Moscow and Washington continue maintaining radically different assessments of the Ukrainian crisis. The West goes on demanding that Russia exercise commitment to peaceful settlement and promising a mitigation of anti-Russian sanctions once Moscow fulfills a range of conditions but Lavrov dismisses this approach as trifling.
“We’re assisting compliance with the Minsk agreements not for the purposes of getting the sanctions lifted because they are the problem of those who imposed them on us,” he said.
Along with it, Lavrov has many a time stressed the persisting character of global threats and challenges, the struggle with which is now sacrificed for Washington’s self-serving scenarios.

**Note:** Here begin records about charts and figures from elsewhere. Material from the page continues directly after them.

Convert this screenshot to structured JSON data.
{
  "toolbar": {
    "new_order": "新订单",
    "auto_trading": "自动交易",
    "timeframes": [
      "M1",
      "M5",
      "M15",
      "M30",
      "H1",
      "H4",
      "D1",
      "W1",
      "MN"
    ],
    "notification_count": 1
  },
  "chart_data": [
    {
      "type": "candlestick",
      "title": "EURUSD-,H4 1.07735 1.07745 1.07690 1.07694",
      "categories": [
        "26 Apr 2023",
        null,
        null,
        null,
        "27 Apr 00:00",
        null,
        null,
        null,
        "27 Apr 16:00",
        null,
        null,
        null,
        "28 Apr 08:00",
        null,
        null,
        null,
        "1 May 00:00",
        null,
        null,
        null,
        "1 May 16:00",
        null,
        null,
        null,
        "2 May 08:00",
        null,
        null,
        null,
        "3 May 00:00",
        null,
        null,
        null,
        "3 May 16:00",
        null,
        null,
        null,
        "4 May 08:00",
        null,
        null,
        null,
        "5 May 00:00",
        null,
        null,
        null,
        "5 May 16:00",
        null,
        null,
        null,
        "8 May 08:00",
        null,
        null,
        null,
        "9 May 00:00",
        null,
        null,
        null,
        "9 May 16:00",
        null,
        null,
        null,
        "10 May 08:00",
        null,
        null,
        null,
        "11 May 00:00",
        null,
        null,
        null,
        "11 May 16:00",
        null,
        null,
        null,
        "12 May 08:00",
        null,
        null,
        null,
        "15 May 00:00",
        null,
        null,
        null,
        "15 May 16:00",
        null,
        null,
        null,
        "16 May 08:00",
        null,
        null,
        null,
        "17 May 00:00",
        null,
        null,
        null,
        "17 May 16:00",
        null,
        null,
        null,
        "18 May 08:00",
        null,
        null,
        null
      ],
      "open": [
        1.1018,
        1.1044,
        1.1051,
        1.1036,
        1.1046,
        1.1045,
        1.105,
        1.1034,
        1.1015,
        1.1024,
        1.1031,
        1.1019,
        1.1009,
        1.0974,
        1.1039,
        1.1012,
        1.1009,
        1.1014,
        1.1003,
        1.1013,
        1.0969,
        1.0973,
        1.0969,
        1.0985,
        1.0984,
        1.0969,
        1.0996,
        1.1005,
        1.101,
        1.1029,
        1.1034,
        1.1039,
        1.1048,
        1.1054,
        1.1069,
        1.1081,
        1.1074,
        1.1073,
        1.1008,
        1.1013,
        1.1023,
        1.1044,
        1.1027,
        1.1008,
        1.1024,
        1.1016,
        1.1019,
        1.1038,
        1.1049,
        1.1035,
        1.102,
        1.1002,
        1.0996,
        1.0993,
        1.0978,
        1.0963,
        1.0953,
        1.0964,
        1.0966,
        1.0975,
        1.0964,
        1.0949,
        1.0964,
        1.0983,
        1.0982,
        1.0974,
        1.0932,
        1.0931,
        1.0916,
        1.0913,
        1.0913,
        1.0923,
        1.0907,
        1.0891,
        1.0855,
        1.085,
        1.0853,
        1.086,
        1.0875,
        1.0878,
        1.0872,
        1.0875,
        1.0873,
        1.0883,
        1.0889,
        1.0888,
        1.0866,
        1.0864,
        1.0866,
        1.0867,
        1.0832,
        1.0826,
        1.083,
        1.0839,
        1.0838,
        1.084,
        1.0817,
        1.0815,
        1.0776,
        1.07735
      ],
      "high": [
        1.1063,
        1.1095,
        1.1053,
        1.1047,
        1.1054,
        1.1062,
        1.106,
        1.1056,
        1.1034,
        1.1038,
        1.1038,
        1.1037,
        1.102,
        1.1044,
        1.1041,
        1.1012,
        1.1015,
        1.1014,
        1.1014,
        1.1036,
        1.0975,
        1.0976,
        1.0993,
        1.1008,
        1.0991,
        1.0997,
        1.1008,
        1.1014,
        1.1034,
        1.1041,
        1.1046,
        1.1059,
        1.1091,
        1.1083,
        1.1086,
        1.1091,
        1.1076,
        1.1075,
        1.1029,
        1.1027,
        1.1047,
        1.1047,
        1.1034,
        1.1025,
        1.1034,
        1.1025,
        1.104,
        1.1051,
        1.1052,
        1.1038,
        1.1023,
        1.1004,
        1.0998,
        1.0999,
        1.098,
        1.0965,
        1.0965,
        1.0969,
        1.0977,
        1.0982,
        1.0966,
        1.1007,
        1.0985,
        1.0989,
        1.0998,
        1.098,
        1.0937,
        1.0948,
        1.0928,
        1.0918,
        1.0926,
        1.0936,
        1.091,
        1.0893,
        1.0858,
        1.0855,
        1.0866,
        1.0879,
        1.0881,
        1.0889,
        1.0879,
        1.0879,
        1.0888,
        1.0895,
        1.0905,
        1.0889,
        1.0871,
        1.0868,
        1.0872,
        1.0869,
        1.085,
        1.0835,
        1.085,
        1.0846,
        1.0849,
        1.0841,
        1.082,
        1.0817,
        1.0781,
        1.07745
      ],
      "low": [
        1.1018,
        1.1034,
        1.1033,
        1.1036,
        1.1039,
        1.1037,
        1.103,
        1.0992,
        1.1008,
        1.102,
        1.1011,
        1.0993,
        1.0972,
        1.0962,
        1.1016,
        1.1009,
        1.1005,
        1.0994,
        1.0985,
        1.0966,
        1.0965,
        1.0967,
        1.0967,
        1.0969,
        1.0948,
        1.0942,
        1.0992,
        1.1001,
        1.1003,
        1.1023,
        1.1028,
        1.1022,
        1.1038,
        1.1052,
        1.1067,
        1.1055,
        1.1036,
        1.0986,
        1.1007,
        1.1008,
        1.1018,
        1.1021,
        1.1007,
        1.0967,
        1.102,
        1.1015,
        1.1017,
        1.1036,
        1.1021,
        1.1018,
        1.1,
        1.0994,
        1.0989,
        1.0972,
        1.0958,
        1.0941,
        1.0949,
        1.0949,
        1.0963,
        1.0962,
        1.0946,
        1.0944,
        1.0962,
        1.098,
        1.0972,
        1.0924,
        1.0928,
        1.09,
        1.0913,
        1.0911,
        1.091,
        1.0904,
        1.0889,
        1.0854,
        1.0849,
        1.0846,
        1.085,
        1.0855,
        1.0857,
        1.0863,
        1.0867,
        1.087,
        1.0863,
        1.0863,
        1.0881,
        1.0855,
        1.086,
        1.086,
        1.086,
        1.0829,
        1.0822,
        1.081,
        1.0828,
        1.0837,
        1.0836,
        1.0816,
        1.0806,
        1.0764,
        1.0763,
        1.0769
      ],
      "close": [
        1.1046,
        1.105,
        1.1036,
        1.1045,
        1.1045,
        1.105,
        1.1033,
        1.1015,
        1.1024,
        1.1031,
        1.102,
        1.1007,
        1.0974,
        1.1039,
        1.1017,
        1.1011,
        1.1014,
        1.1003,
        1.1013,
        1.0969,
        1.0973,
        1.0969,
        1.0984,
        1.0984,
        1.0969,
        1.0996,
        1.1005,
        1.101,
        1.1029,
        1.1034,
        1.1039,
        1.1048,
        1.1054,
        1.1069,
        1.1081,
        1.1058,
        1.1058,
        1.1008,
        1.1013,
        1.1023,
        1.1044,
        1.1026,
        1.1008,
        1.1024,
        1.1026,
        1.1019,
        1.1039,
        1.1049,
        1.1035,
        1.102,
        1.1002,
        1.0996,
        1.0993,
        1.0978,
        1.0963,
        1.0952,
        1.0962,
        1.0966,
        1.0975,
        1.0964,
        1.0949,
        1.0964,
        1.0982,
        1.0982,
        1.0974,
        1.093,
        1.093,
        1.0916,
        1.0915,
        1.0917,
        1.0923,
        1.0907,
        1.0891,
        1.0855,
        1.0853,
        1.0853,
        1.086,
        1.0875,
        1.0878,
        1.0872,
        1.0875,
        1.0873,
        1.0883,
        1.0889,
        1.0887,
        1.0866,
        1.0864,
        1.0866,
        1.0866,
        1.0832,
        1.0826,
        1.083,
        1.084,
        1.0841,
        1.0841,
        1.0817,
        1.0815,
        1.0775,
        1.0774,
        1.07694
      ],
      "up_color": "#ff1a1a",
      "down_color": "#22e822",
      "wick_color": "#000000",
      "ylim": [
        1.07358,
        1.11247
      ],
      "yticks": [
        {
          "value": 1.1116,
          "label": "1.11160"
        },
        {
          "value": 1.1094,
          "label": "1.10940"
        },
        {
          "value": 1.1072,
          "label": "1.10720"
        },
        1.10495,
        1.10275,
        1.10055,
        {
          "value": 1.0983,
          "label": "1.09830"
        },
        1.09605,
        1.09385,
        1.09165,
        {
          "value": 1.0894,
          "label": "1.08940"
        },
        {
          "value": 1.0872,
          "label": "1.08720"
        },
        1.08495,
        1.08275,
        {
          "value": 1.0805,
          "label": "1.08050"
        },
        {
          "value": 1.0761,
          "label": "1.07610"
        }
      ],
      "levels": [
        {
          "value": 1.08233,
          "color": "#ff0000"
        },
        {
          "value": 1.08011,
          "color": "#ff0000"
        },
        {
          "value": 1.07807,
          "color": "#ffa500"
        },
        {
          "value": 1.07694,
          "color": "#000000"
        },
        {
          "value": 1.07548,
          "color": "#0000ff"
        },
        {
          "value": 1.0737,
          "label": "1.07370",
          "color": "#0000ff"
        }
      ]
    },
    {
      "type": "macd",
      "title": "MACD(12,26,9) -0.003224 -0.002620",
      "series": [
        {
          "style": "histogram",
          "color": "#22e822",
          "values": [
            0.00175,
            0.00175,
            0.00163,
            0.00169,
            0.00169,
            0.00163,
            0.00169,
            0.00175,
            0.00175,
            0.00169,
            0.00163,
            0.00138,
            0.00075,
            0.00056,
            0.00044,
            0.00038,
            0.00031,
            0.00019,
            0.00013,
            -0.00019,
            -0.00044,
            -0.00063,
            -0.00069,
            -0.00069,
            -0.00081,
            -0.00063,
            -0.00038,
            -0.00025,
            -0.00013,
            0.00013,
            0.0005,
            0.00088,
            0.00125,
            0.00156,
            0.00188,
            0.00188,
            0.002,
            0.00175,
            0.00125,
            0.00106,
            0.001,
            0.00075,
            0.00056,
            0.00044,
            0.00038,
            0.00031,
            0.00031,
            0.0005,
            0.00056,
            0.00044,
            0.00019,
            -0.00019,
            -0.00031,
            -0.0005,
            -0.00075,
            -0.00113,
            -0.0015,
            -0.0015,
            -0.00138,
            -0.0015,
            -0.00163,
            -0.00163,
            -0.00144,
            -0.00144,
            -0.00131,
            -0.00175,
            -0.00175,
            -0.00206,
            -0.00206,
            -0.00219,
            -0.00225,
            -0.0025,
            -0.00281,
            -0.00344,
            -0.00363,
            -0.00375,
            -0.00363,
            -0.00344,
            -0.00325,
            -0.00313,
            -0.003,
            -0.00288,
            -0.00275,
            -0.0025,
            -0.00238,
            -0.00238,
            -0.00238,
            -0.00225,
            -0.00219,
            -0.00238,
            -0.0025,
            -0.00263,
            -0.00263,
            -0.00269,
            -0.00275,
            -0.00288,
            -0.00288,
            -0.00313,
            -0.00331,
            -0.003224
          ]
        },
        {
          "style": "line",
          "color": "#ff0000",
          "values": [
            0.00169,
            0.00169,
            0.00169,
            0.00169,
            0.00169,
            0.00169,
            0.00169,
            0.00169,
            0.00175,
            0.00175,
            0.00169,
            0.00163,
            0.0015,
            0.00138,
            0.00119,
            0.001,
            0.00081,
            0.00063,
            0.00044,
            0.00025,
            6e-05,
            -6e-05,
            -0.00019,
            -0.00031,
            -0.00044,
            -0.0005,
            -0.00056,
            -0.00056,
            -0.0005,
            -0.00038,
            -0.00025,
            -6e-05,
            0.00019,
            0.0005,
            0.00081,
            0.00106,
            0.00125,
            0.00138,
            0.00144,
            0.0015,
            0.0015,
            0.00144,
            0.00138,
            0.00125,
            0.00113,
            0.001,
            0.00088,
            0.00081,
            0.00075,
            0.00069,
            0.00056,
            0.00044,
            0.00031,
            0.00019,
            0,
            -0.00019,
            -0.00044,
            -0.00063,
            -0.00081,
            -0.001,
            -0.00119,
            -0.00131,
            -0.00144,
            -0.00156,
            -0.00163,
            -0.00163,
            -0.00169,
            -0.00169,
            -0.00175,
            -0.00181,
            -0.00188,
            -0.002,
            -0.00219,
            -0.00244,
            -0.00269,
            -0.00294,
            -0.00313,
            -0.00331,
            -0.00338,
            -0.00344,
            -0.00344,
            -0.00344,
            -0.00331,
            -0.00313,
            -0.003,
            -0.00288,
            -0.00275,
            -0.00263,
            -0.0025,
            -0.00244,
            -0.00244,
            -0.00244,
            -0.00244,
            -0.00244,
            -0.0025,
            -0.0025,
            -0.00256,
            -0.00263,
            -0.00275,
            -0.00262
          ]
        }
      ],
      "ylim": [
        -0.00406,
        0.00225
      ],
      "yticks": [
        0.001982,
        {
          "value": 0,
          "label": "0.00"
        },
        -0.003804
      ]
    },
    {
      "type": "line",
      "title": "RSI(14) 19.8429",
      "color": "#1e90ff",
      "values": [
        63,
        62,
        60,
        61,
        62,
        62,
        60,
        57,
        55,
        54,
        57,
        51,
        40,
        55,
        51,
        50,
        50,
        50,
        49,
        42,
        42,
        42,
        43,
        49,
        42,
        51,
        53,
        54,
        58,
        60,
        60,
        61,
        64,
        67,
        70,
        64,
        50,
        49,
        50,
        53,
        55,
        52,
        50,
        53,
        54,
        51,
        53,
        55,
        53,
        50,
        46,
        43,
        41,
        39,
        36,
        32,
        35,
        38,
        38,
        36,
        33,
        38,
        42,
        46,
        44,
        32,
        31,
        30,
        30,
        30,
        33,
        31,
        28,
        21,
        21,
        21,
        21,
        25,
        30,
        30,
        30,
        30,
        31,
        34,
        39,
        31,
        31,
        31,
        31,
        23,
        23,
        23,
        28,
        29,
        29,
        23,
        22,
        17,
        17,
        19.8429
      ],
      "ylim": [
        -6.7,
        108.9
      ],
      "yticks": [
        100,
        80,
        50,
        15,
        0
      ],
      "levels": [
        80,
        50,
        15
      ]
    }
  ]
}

The Russian Foreign Minister has more than once urged the U.S. Administration to drop the inadmissible classification of terrorists into ‘bad’ and ‘good’ ones, since the so-called ‘moderate militants’ very frequently start pointing their guns at those who supported them. This was exactly the case with the Islamic State of Iraq and the Levant grouping.
“Now that the Islamic State has declared the U.S. to be its main enemy, it would nice to recall that Isil consists of the very same people who rose to their feet and started getting power financial and material aid from abroad in the period of regime change in Libya and the attempts to do the same in Syria when all sorts of means were fair,” Lavrov said.
He also said that Moscow believes it is inadmissible to use the slogans of fighting against terrorism for changing regimes in foreign countries.
In spite of the existing controversies, however, the Russian side hopes for a fruitful dialogue at the talks in Paris.